「ザ・ムーン」
月の裏側まで行って、わかったこと、わからなかったこと。
この映画は、1969年から72年まで続いた"アポロ計画"に参加し、
月まで到達した12人の宇宙飛行士のうち10人の証言によって構成されている。
といわれ、思わず土曜日のレイトショーを観に梅田へ出かけた。
木枯らし吹きすさぶ1月の土曜の夜9時半、あたたかな家庭に見放され、
彼女には縁がなく、ひとりぼっちでおやじが観るにはザ・ムーンはぴったりな映画だ。
なぜなら僕はアポロ11号の月面着陸を、10歳の頃ライブで体験したはずなのに、
まるで夢の中の出来事のようにしか記憶していない。
だから僕らの世代にとってこの映画は、
若い頃の母さんの乳首がどんな色だったかを教えてくれるほど偉大な価値がある。
800人収容の大劇場に観客は50人ぐらいだった。
僕と志を同じくするおやじの静かな熱気が感じられればそれで十分だ。
ところが銀幕に映像が流れだしてもテンションが上がっていかない。
どこか様子がおかしい。おもしろいか、といわれればおもしろいのだが、
「NASA秘蔵の蔵出し映像」とか「パイロットたちの生々しい証言」がでてきても、
これっていつか見たよな? どこかで聞いたことない?
そんな疑問がつぎつぎと浮かんできて映画にのめり込めない。
これでは映画ランク「6点」しかあげられないではないか。
そのうちに、この映画の美点をみつけた。
アポロ11号で月の上空まで行ったのに着陸できなかったコリンズ飛行士のファンになった。
この人のキャラがいい。人間味があって楽しい。
飛行士たちの多くは「突然、漆黒の闇が晴れたかと思うと、
太陽の光を浴びた月が眼前に輪郭を現した時の感動は忘れられない」と
高尚なコメントをするのだが、コリンズ飛行士は司令船のなかに残されたときの心境を
「ひとりぼっちだけど、孤独じゃなかった」なんて青臭くいう。
「青くてきれいな地球が、すぐこわれてしまいそうで恐かった」なんていう。
月から見ると、真っ暗の宇宙に白と茶色とブルーでできた地球が浮かんでいる。
そこだけに色があって、それ以外には色がない。
なぜそんなところに、きれいなものが浮かんでいるんだ?
なぜそんなところに、僕らの住んでいる惑星はあるんだ?
話に引き込まれて、ぼくもいつのまにかコリンズ飛行士と同じ気持ちになって
月の上空に浮かんでいた。
もっともこの映画の最大のヒーローはアポロ11号で月面に降り立ち
「これは一人の男にとってはただの一歩だが、人類にとっては大きな飛躍である」
という有名な台詞を残した伝説のパイロット、ニール・アームストロングだ。
ところが現在の彼の姿も声も映画にはいっさい登場しない。
どんな困難に直面しても顔色ひとつ変えないといわれたニヒルな美男子が、
いまどんな風貌になったのか知る手立てがないのである。
家へ帰ってから調べると、
ニール・アームストロングはいま故郷のオハイオで世捨て人のような生活を営んでいるという。

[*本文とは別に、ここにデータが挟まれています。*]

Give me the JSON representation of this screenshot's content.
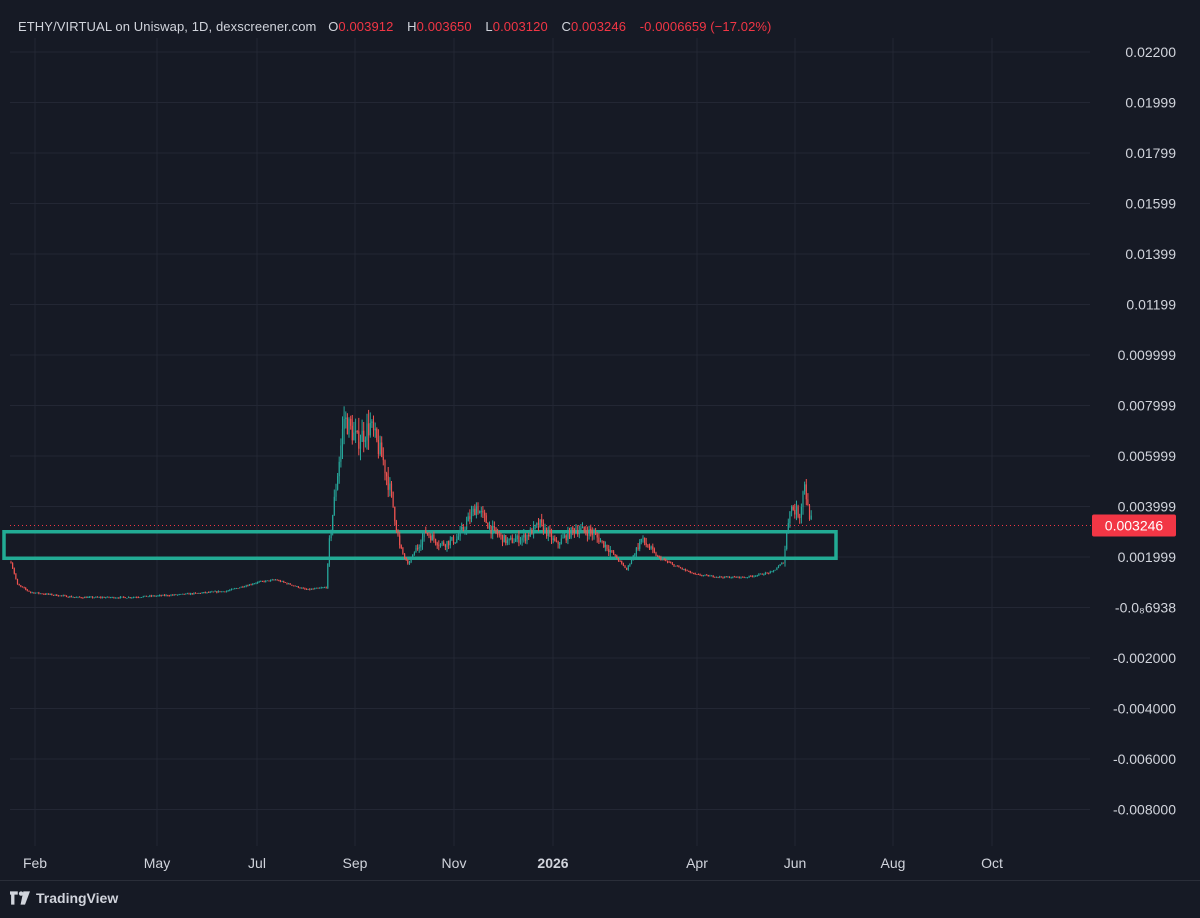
{
  "header": {
    "symbol": "ETHY/VIRTUAL on Uniswap, 1D, dexscreener.com",
    "open_label": "O",
    "open": "0.003912",
    "high_label": "H",
    "high": "0.003650",
    "low_label": "L",
    "low": "0.003120",
    "close_label": "C",
    "close": "0.003246",
    "change": "-0.0006659 (−17.02%)"
  },
  "price_axis": {
    "labels": [
      "0.02200",
      "0.01999",
      "0.01799",
      "0.01599",
      "0.01399",
      "0.01199",
      "0.009999",
      "0.007999",
      "0.005999",
      "0.003999",
      "0.001999",
      "-0.0₈6938",
      "-0.002000",
      "-0.004000",
      "-0.006000",
      "-0.008000"
    ],
    "current_price_label": "0.003246"
  },
  "time_axis": {
    "labels": [
      "Feb",
      "May",
      "Jul",
      "Sep",
      "Nov",
      "2026",
      "Apr",
      "Jun",
      "Aug",
      "Oct"
    ]
  },
  "footer": {
    "brand": "TradingView"
  },
  "colors": {
    "background": "#161a25",
    "grid": "#232734",
    "up": "#26a69a",
    "down": "#ef5350",
    "zone": "#22ab94",
    "price_tag": "#f23645",
    "axis_text": "#d1d4dc"
  },
  "chart_data": {
    "type": "candlestick",
    "title": "ETHY/VIRTUAL on Uniswap, 1D, dexscreener.com",
    "interval": "1D",
    "ylim": [
      -0.009,
      0.0225
    ],
    "grid": true,
    "last_price": 0.003246,
    "ohlc_last": {
      "open": 0.003912,
      "high": 0.00365,
      "low": 0.00312,
      "close": 0.003246,
      "change": -0.0006659,
      "change_pct": -17.02
    },
    "support_zone": {
      "low": 0.00195,
      "high": 0.003
    },
    "price_path": [
      [
        "2025-01-20",
        0.0018
      ],
      [
        "2025-01-24",
        0.0009
      ],
      [
        "2025-02-01",
        0.0006
      ],
      [
        "2025-03-01",
        0.0004
      ],
      [
        "2025-04-01",
        0.0004
      ],
      [
        "2025-05-01",
        0.0005
      ],
      [
        "2025-06-01",
        0.00065
      ],
      [
        "2025-06-20",
        0.001
      ],
      [
        "2025-07-01",
        0.0011
      ],
      [
        "2025-07-20",
        0.0007
      ],
      [
        "2025-08-01",
        0.0008
      ],
      [
        "2025-08-03",
        0.0026
      ],
      [
        "2025-08-12",
        0.0075
      ],
      [
        "2025-08-20",
        0.0066
      ],
      [
        "2025-08-28",
        0.0072
      ],
      [
        "2025-09-05",
        0.0058
      ],
      [
        "2025-09-10",
        0.0044
      ],
      [
        "2025-09-15",
        0.0024
      ],
      [
        "2025-09-20",
        0.0017
      ],
      [
        "2025-09-25",
        0.0023
      ],
      [
        "2025-10-01",
        0.003
      ],
      [
        "2025-10-10",
        0.0025
      ],
      [
        "2025-10-20",
        0.0027
      ],
      [
        "2025-11-01",
        0.004
      ],
      [
        "2025-11-10",
        0.0031
      ],
      [
        "2025-11-20",
        0.0026
      ],
      [
        "2025-12-01",
        0.0028
      ],
      [
        "2025-12-10",
        0.0033
      ],
      [
        "2025-12-20",
        0.0025
      ],
      [
        "2025-12-31",
        0.0031
      ],
      [
        "2026-01-10",
        0.003
      ],
      [
        "2026-01-20",
        0.0024
      ],
      [
        "2026-02-01",
        0.0015
      ],
      [
        "2026-02-10",
        0.0027
      ],
      [
        "2026-02-20",
        0.002
      ],
      [
        "2026-03-01",
        0.0017
      ],
      [
        "2026-03-15",
        0.0013
      ],
      [
        "2026-04-01",
        0.0012
      ],
      [
        "2026-04-15",
        0.0012
      ],
      [
        "2026-05-01",
        0.0014
      ],
      [
        "2026-05-08",
        0.0018
      ],
      [
        "2026-05-12",
        0.004
      ],
      [
        "2026-05-18",
        0.0037
      ],
      [
        "2026-05-21",
        0.005
      ],
      [
        "2026-05-23",
        0.0039
      ],
      [
        "2026-05-26",
        0.003246
      ]
    ]
  }
}
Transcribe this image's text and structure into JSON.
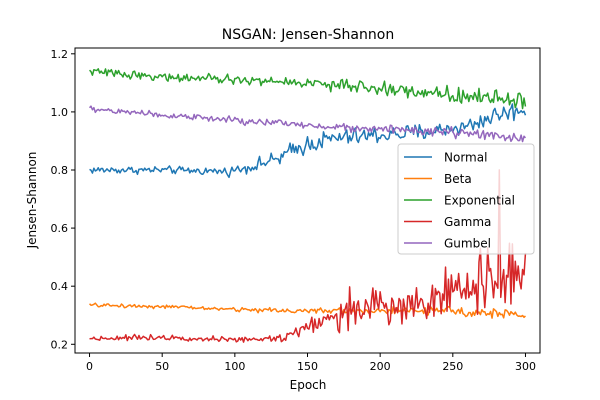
{
  "chart_data": {
    "type": "line",
    "title": "NSGAN: Jensen-Shannon",
    "xlabel": "Epoch",
    "ylabel": "Jensen-Shannon",
    "xlim": [
      -10,
      310
    ],
    "ylim": [
      0.17,
      1.22
    ],
    "x_ticks": [
      0,
      50,
      100,
      150,
      200,
      250,
      300
    ],
    "x_tick_labels": [
      "0",
      "50",
      "100",
      "150",
      "200",
      "250",
      "300"
    ],
    "y_ticks": [
      0.2,
      0.4,
      0.6,
      0.8,
      1.0,
      1.2
    ],
    "y_tick_labels": [
      "0.2",
      "0.4",
      "0.6",
      "0.8",
      "1.0",
      "1.2"
    ],
    "grid": false,
    "legend_position": "center-right",
    "x_step": 1,
    "x_count": 301,
    "series": [
      {
        "name": "Normal",
        "color": "#1f77b4",
        "anchors": [
          [
            0,
            0.8
          ],
          [
            50,
            0.8
          ],
          [
            95,
            0.795
          ],
          [
            110,
            0.81
          ],
          [
            130,
            0.84
          ],
          [
            150,
            0.89
          ],
          [
            170,
            0.91
          ],
          [
            200,
            0.92
          ],
          [
            230,
            0.93
          ],
          [
            260,
            0.95
          ],
          [
            280,
            0.99
          ],
          [
            300,
            1.01
          ]
        ],
        "noise": [
          0.012,
          0.012,
          0.015,
          0.02,
          0.03,
          0.03,
          0.028,
          0.028,
          0.025,
          0.03,
          0.03
        ]
      },
      {
        "name": "Beta",
        "color": "#ff7f0e",
        "anchors": [
          [
            0,
            0.335
          ],
          [
            50,
            0.33
          ],
          [
            100,
            0.32
          ],
          [
            150,
            0.315
          ],
          [
            200,
            0.315
          ],
          [
            250,
            0.315
          ],
          [
            300,
            0.3
          ]
        ],
        "noise": [
          0.006,
          0.006,
          0.008,
          0.01,
          0.012,
          0.014
        ]
      },
      {
        "name": "Exponential",
        "color": "#2ca02c",
        "anchors": [
          [
            0,
            1.14
          ],
          [
            50,
            1.12
          ],
          [
            100,
            1.11
          ],
          [
            150,
            1.1
          ],
          [
            200,
            1.08
          ],
          [
            250,
            1.06
          ],
          [
            300,
            1.04
          ]
        ],
        "noise": [
          0.012,
          0.014,
          0.015,
          0.018,
          0.022,
          0.03
        ]
      },
      {
        "name": "Gamma",
        "color": "#d62728",
        "anchors": [
          [
            0,
            0.22
          ],
          [
            50,
            0.225
          ],
          [
            100,
            0.215
          ],
          [
            130,
            0.22
          ],
          [
            150,
            0.26
          ],
          [
            170,
            0.3
          ],
          [
            200,
            0.33
          ],
          [
            230,
            0.35
          ],
          [
            260,
            0.4
          ],
          [
            300,
            0.45
          ]
        ],
        "noise": [
          0.008,
          0.008,
          0.01,
          0.02,
          0.03,
          0.05,
          0.06,
          0.08,
          0.12
        ]
      },
      {
        "name": "Gumbel",
        "color": "#9467bd",
        "anchors": [
          [
            0,
            1.01
          ],
          [
            50,
            0.99
          ],
          [
            100,
            0.97
          ],
          [
            150,
            0.955
          ],
          [
            200,
            0.94
          ],
          [
            250,
            0.93
          ],
          [
            300,
            0.905
          ]
        ],
        "noise": [
          0.01,
          0.012,
          0.012,
          0.012,
          0.014,
          0.015
        ]
      }
    ]
  }
}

なんてこった。それを早く教えてくれよと腹が立ってしまった。
こうなったらスティーブンソダーバークあたりに
「アポロ計画最大の功労者でありスターの今」という
ニール・アームストロングのドキュメント映画を撮ってもらいたい。
アポロが月面に降りたとき10歳だったおっさんの偽らざる願いである。